I’ve written before on this blog that what I like most about the Kindle is the way that its design promotes linear reading. As I see it, the Kindle, far from providing the distractions that webpages and some other screens offer, makes it easy to keep turning the pages. Well, for at least one person, that’s just the problem. Bradley Inman is developing Vook, a platform for integrating text, video, and social networking. (I learned about Vook from this story.) So, as I see it, Inman is trying to take the single most annoying kind of webpage — the kind that surrounds the text you’re trying to read with animated GIFs and other attention-distracting gambits — the kind that Readability was created in order to help desperate readers avoid — and make it the foundation for a whole publishing platform. This sounds like one of the worst ideas I can imagine. Why would you want to put a bunch of text on a screen and then do everything you can to make it impossible for people to read it?


  1. I'm going to go out on a limb here and argue that Vook is a least a place to start.

    I agree that having, say, other readers' ideas about the text/words/ending/whatever showing up as, say, a Twitter stream, would be annoying beyond belief.

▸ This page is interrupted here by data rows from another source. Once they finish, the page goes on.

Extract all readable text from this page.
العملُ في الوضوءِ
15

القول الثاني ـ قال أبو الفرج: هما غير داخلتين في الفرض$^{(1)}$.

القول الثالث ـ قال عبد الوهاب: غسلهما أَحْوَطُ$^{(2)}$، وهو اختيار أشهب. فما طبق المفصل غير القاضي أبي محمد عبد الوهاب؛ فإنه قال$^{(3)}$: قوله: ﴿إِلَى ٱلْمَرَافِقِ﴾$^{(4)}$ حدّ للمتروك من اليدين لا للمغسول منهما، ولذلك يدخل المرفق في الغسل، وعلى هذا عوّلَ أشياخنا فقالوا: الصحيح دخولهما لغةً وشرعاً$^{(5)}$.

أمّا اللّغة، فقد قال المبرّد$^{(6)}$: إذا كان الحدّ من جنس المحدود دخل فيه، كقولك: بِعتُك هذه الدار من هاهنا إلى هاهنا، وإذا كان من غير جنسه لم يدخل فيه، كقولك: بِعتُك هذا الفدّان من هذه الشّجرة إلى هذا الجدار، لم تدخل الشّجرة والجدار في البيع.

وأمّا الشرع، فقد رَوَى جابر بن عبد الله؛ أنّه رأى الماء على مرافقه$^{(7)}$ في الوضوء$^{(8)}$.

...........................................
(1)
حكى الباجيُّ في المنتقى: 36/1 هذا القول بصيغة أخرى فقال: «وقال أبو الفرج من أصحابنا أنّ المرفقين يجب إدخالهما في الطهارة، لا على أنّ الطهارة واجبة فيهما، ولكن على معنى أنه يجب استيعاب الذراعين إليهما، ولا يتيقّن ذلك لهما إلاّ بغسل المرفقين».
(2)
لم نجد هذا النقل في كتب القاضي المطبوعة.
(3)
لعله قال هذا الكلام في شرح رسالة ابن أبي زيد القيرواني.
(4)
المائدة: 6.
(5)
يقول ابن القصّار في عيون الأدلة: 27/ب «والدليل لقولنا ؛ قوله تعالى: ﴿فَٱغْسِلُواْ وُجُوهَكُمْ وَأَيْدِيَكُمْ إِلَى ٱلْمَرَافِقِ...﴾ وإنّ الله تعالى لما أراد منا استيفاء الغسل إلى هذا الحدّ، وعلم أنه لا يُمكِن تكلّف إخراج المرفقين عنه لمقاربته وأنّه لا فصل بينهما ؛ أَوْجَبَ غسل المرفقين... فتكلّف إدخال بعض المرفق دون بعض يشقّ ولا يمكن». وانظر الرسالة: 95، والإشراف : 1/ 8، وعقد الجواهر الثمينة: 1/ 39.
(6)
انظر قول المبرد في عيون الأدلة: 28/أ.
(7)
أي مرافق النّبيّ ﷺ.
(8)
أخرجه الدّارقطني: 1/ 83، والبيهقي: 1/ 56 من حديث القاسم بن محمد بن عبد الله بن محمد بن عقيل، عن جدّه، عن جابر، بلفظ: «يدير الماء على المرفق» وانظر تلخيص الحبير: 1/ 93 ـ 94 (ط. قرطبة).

    But a "book" with embedded links to other sources could be useful. I write non-fiction, so I've been thinking about how digitization could be used (usefully!) in an e-book. Say, links to an external source that provide more information about a topic related to the book. Something like that.

    Vook is a start. And hey, at least he's thinking about the hard realities facing the publishing industry, which, sadly, is something few people in publishing are willing to do.

  2. By the way, Alan, I've begun using Readability. It sure makes keeping up with the articles on Arts & Letters Daily a more pleasant experience!